Cold brings high streams
Jim Stabile
Sunday, April 15, 2007

Trout anglers have found fishing ranging from fantastic to terrible, but cold weather and less fishermen have been consistent this season.

Our global warming cold and rain made fishing uncomfortable and now streams could be high during the spring season's heaviest week of in-season stocking -- 80,990 fish -- that starts tomorrow. Bigger trout being stocked twice required two truckloads instead of one to carry fish last week, but fishermen haven't complained.

Spring Lake's big opening day kids' contest with big trout drew "at least 2,000 people during the day," more than 500 of them kids, according to Greg Hueth, president of the Shark River Anglers Club, which sponsored the event and served food, 40 cases of soda, 75 gallons of hot chocolate, plus coffee. A 9-year-old's 8 1/4-pound tiger trout caught on Power Bait won the event, but there are plenty of big fish still there.

Hueth, who works in New York, was fishing for them Thursday because he figured "with the bad weather, there wouldn't be many people out," and trout over 10 pounds still hadn't been caught.

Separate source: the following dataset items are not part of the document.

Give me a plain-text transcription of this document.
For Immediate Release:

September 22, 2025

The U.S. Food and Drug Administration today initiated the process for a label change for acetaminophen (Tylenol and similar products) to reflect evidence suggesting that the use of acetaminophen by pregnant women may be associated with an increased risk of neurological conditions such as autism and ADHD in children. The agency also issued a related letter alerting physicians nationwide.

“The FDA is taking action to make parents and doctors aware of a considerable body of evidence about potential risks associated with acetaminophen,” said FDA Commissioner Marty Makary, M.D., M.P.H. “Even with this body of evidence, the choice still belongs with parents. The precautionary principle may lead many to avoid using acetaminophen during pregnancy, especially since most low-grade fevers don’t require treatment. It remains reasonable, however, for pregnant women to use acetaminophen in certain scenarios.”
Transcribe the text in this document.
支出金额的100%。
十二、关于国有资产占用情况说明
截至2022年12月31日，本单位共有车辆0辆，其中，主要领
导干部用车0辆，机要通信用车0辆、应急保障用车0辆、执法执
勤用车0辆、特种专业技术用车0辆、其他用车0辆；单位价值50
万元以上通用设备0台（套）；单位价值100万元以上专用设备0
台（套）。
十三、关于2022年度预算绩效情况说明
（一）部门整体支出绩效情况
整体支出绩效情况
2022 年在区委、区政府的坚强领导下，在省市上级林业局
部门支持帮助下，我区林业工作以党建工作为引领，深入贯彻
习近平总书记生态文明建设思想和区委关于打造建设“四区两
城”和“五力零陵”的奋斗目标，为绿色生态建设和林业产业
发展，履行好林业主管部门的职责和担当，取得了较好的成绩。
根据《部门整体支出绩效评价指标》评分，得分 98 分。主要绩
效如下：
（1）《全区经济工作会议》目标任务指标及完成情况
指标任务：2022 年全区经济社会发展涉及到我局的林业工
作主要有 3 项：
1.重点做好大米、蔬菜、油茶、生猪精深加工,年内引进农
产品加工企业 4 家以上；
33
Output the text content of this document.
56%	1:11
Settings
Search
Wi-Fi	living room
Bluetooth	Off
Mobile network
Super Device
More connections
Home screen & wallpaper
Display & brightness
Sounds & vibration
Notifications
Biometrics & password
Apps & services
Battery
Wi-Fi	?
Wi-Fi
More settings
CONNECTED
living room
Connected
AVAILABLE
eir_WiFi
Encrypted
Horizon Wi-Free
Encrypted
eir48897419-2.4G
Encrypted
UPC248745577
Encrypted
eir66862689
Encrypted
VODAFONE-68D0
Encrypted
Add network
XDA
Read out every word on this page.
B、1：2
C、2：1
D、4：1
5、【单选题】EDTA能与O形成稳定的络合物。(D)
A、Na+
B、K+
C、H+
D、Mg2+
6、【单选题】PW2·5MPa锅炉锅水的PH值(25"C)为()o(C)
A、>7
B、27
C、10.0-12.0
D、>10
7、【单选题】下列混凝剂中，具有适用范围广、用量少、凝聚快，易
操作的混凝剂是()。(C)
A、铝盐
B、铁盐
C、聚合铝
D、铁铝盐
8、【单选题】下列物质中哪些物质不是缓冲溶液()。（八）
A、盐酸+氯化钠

Bob Decker, a Rockaway resident and former sports editor of the New York Post and Daily Record, fished with friends and kids at Mount Hope Pond opening day, had line freezing in the guides, terrible fishing, but did good in the Rockaway River last week on tan Power Bait and Phoebes.

Shad watch

High and dirty water didn't help nonexistent shad fishing last week, but when the water level drops and the water warms and clears, fishermen should start catching shad in the upper Delaware. The nets at Lewis Island in the Delaware River at Lambertville failed to bring in any before the rain started.

Fishing on a lake or reservoir is a lot colder than stream fishing, but that didn't keep diehards from trolling on Lake Hopatcong and picking up state and Knee Deep Club-stocked trout. Strong winds bring a warning not to go out in a boat of Round Valley, but Hopatcong's only uncomfortable, not as deadly.

Tim Clancy of the Knee Deep Club expects some outstanding trout fishing ahead on Lake Hopatcong, which was stocked by the club and the state and will get more state trout.

"There haven't been a lot of guys out," Clancy said on Thursday. "Many guys didn't put their boats in early (because of ice), and I've found trout don't bite well when the water temperature's in the 40s. It was 47 today. When it gets into the 50s, some great fishing's going to break out."

Tim has caught early trout in Woodport, which is shallower than most of the lake, so the water warms into the 50s earlier than on the south side of Brady's Bridge. Get those gold Phoebes ready to troll, folks.

Coyote ugly

New Jersey coyote attacks on pets and people should be expected to increase as coyote numbers increase from the estimated 3,000 we have in the state now. A child was attacked by a coyote last weekend in Middletown, where cats and dogs also have been killed by coyotes.

The Department of Environmental Protection, which also avoids giving bad news about bears, said that was the first, when there was one at William Paterson College last fall, another in Boonton Township on Sept. 15, 1999, another in the 1970s reported by the state Department of Health, plus two kids who were bitten by zoo coyote that had escaped in Westfield. Who knows how many?

California leads the country in coyote attacks, having had 89 on humans between the late 1970s and 2003, according to a scientific paper that pointed out 79 percent of the attacks have occurred in the past decade, indicating the problem was increasing. A high proportion of bear attacks also have occurred during recent years in North America.